Before you start to scan you need to understand something about image resolution.

Resolution determines the quality of a scan or digital photo: the higher the number of dots per inch (dpi), the finer the quality, but the larger the file size. An A4 scan at a high resolution and at 100% of the original size can use so much RAM (Random Access Memory) that it takes a long time for the software to apply any formatting and may even cause your computer to crash. Try scanning large originals at a scale of 50% or even less.

Interpolation is a process used to enhance the resolution of an image by creating extra pixels in between the ones actually scanned in. Interpolated resolution gives a misleading measure of actual resolution, making it seem higher.


Optical resolution gives a true measure of a scanner's capability, being the amount of information its optics can sample as the CCD moves across the image, typically 300 x 600 to 600 x 1200. When considering a scanner's specifications this is the figure to take into account.

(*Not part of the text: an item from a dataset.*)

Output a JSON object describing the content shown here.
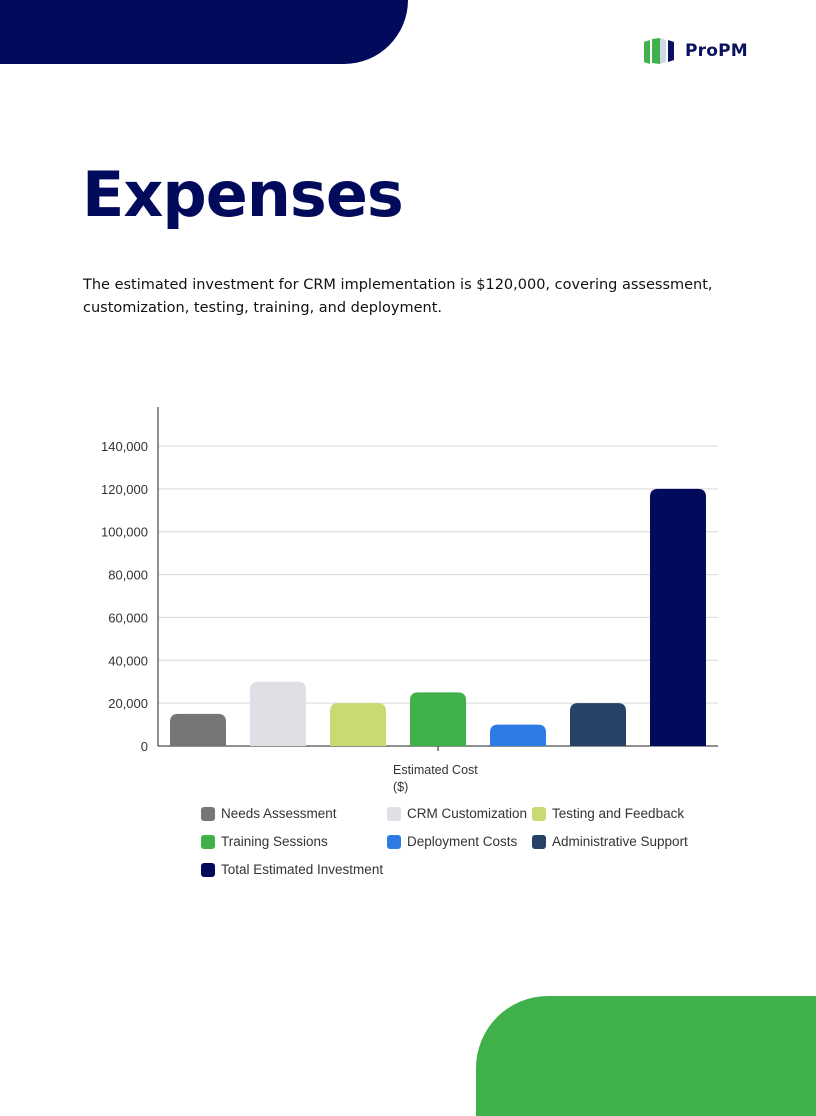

Remember these three points:

1. Many printers have an optimum resolution of 300 to 400 DPI (dots per inch). Check yours. There's no point in scanning work at a higher resolution than your printer can output.

2. The higher the resolution, the bigger the file size.

3. For web graphics or multimedia presentations 72 PPI (pixels per inch) is adequate for viewing on most monitors.

A typical 17-inch monitor might have a horizontal screen area of approximately 12 inches. If your screen resolution is set to 1024 x 768, then 1024 pixels = 12 inches, or 1 inch = about 85 pixels. Round the figure up to 100 for a rough calculation. If the scan or other digital image is for output to a monitor screen at the same size as the original, the resolution needs to be about 85 DPI. For a screen resolution of 800 x 600, the resolution only needs to be 67 DPI. 72 DPI is a good compromise.

Remember DPI for print (dots) and PPI for screen (pixels).